Securities regulators say some exempt-market issuers are not properly disclosing the fees and commissions charged on their offerings, and are relying on exemptions that are not available in all provinces, among other failings.

These problems are detailed in a staff notice published Thursday by the Canadian Securities Administrators (CSA).

“We have observed that some issuers or underwriters are not reporting compensation paid in connection with a distribution,” the CSA states in its notice.

“Compensation includes commissions, discounts or other fees or payments of a similar nature, which result from a distribution of securities, regardless of what the payment is called,” the notice states. This does not include payments for services that are incidental to the distribution, such as clerical, printing, legal or accounting services.

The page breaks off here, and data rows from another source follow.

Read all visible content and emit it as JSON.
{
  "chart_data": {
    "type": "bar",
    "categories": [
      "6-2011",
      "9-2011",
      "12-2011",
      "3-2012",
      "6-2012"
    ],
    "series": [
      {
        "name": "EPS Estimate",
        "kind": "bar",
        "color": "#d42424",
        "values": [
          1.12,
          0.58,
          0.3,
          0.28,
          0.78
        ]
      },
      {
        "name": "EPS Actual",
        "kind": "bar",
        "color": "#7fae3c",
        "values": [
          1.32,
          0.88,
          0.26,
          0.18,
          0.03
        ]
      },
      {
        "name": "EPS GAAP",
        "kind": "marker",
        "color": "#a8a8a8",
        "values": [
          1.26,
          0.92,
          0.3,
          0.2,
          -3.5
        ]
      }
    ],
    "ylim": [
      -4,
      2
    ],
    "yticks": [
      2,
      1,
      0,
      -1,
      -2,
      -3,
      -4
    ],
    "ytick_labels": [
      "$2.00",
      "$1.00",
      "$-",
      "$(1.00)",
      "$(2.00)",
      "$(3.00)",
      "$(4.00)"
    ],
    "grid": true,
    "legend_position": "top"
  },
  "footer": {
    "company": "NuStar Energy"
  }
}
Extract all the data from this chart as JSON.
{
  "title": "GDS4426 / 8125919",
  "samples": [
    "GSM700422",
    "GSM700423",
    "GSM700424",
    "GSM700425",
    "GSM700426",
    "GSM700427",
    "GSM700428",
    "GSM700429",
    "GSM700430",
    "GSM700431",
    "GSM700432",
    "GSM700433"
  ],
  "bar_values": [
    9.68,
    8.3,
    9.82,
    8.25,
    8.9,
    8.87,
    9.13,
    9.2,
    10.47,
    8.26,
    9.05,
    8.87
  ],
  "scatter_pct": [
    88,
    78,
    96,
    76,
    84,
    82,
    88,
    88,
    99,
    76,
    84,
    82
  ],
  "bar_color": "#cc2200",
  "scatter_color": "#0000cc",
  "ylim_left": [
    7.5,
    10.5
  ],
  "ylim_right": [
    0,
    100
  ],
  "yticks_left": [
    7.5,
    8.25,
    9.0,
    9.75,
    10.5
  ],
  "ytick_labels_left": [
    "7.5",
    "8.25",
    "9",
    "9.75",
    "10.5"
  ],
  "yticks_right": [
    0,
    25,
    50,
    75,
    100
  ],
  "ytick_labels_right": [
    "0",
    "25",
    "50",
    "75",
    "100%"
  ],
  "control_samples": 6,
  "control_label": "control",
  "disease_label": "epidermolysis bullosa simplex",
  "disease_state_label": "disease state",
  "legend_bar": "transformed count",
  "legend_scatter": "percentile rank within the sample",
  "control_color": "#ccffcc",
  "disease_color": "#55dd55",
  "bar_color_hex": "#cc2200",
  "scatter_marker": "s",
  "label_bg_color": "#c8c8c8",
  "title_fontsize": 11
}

The CSA has also observed issuers distributing in more than one jurisdiction under an exemption that is not available in one of those jurisdictions. In some cases, this may stem from the fact that not all jurisdictions in Canada offer the same types of exemptions. As a result, issuers may have to report multiple exemptions being relied on for the same purchaser in cases in which a distribution is made in more than one jurisdiction, but the same exemption is not available in all of those jurisdictions.

Regulators have also seen issuers improperly reporting distributions under the so-called “minimum amount exemption,” which requires purchasers to buy at least $150,000 of an offering. “If an issuer or underwriter relies on this exemption, it should ensure that the purchase price reported is at least that minimum amount,” the notice states. “We also remind issuers or underwriters that it is not permitted to distribute securities under this exemption to multiple purchasers acting in concert or as a ‘syndicate’ in order to pool separate purchases and reach the $150,000 minimum.”

Other matters mentioned in the notice include reporting exempt distributions on the wrong form; failing to file on time; failing to pay the required filing fee; and not including a complete list of purchasers or incorrectly identifying the number of purchasers.

The CSA is detailing these deficiencies to help issuers, underwriters, and their advisors avoid similar problems in future filings, the notice states.